When it comes to someone else's life, there's never a "stupid" or "weak" position to take. I was wanted and planned...but my first child wasn't planned, but was still wanted. In this case, Emily wants the child. To me, that alone says enough.
Let me clarify some things... Growing up in a man's body for far too many years of my life, knowing I was transgender and believing I was unable to do anything about it...there are a great number of things I've learned. First and foremost is that to do something that goes against your convictions so strongly as having an abortion or giving up a child for adoption (which I could NEVER do; it hurts like hell that I've been separated from the two my ex-wife brought into this world)...it drives you crazy. It eats at you. And if you have even a little bit of a maternal streak in you, regardless of your reasons, then the thought of killing a child or giving them up is something that will haunt you for the rest of your life.
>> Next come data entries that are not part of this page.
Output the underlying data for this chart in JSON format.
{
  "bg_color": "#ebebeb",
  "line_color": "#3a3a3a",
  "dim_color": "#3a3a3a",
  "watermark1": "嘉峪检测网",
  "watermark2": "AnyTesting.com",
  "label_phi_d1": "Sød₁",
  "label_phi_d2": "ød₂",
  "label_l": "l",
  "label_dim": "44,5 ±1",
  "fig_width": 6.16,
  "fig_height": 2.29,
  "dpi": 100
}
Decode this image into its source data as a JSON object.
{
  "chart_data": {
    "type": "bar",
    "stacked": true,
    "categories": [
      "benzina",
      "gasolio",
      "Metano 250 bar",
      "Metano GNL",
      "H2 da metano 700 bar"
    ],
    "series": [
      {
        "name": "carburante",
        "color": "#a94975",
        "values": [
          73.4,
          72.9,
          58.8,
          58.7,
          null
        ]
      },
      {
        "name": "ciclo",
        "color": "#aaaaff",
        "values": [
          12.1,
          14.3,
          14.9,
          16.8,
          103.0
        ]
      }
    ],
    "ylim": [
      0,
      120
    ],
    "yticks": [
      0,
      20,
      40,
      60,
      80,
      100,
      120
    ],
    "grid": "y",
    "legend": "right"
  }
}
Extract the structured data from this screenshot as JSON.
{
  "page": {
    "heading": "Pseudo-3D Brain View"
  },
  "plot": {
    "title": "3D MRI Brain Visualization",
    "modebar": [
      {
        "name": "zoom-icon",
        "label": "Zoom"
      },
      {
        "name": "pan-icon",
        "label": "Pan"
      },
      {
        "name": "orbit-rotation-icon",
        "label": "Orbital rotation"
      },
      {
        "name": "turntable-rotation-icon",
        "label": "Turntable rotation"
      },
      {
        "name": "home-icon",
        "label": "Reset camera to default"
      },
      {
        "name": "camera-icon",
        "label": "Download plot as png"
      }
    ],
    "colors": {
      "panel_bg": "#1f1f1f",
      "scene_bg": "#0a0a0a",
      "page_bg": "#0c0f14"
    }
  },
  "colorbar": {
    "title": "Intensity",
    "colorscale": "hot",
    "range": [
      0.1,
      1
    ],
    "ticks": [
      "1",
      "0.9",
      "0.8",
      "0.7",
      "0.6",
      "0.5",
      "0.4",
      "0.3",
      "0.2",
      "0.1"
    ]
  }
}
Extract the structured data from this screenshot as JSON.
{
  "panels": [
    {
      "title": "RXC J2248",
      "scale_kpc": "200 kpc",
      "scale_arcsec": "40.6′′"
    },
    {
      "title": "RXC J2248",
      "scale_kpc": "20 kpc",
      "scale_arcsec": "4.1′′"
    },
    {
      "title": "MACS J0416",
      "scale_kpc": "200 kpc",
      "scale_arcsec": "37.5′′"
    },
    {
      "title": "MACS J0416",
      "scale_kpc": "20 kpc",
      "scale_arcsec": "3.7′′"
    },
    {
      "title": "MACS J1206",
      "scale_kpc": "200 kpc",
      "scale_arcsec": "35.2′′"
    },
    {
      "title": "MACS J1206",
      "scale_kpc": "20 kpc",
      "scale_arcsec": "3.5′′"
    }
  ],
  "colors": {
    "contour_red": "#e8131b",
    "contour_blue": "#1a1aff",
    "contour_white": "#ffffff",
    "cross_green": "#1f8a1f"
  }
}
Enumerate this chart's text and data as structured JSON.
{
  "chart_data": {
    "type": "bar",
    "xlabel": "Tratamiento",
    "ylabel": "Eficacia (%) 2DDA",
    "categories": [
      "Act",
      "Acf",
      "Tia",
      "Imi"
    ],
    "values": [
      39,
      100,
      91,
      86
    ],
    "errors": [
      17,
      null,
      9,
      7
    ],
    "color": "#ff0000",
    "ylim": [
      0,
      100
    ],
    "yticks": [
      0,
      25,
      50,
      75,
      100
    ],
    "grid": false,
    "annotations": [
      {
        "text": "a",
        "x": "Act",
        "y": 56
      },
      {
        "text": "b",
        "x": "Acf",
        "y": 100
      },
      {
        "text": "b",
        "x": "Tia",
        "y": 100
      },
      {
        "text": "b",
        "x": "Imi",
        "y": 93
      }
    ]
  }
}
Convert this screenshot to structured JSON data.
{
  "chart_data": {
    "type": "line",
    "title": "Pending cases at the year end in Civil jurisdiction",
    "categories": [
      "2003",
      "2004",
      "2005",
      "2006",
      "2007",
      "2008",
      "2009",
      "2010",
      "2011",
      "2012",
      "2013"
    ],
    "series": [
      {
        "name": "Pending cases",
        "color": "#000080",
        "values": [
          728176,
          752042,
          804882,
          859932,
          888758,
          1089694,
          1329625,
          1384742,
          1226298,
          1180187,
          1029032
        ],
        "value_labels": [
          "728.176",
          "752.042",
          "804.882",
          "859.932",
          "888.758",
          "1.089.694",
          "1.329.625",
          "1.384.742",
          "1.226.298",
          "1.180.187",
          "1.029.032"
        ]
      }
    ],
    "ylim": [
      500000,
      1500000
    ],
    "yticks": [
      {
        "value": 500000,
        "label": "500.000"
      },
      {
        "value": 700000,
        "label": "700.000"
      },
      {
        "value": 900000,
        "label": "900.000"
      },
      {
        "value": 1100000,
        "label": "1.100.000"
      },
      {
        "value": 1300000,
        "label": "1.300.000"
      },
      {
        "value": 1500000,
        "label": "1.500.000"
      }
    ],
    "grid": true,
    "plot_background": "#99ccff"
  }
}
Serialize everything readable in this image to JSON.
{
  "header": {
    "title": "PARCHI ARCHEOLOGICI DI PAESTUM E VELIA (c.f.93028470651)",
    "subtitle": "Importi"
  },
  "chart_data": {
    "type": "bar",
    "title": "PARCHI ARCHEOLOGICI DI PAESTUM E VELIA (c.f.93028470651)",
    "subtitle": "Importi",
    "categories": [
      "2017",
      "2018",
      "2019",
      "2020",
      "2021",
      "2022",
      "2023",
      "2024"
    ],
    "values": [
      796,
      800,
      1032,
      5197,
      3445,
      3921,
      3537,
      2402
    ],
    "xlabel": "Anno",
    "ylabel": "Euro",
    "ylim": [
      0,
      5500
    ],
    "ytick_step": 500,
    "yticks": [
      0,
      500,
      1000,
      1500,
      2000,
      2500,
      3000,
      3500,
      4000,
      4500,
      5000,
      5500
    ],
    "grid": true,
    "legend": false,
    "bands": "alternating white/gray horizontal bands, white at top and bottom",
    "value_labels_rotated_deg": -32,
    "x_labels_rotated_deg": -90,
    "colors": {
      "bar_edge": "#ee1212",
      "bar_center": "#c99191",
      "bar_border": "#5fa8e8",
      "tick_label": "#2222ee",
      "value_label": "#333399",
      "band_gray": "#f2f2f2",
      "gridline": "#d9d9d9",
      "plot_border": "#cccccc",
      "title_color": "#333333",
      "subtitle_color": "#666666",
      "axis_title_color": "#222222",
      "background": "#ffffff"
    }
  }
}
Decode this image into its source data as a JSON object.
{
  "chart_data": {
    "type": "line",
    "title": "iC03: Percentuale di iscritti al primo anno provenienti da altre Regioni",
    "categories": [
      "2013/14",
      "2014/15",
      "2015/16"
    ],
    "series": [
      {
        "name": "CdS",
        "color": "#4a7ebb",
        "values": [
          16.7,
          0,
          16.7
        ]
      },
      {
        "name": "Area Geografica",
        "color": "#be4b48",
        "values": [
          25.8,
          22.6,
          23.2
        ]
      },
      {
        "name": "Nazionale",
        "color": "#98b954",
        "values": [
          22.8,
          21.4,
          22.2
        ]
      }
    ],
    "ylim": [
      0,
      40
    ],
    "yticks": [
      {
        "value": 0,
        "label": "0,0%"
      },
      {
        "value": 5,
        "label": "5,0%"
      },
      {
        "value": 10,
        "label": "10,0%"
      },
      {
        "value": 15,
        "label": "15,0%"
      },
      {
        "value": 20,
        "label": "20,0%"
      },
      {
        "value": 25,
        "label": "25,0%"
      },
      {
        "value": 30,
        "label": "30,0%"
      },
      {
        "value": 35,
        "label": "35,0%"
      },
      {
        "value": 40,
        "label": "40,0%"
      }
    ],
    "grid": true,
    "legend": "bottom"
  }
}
I had to give up my self-judgments in order to start estrogen. I had to give up comparing myself to others. So in no way is either decision "stupid" or "weak", in my humblest of opinions... Everyone has strength, and every decision requires strength. It isn't a matter of weakness or intelligence... Everything always will come down to a single question.
At the end of the day, if you make this choice, will you be able to live with yourself?
I think it all comes down to circumstances here and you value. What's important the person and they want to accomplish in life.
Given Emily age and wants to achieved she's about the graduate from high school she might be in a good position or a bad position. Again, we don't know what her objectives are in life.
My mother was ( and still is) a drunken and abusive asshole. She has said numerous times that I was an accident. But whatever, I have a fucking awesome dad who loves me. And on an unrelated note: "Having an abortion? Save yourself the trouble and just eat it!" - Insanity Wolf
@WingedReaper777: On your unrelated note: DO NOT EAT MY SANDWICH
On a comic-related unrelated note: THANK YOU for not screwing up "intents and purposes." Every time I see "intensive purposes" or "should of done" it's like my retinas become chalkboards and *skreeeeeeeeeeeeeeeeee*
I favor life, but I don't oppose the free will of rational minds. Emily has the right to do what she wants with her body, and if she wants to raise her baby she can, even if it means she has to make sacrifices.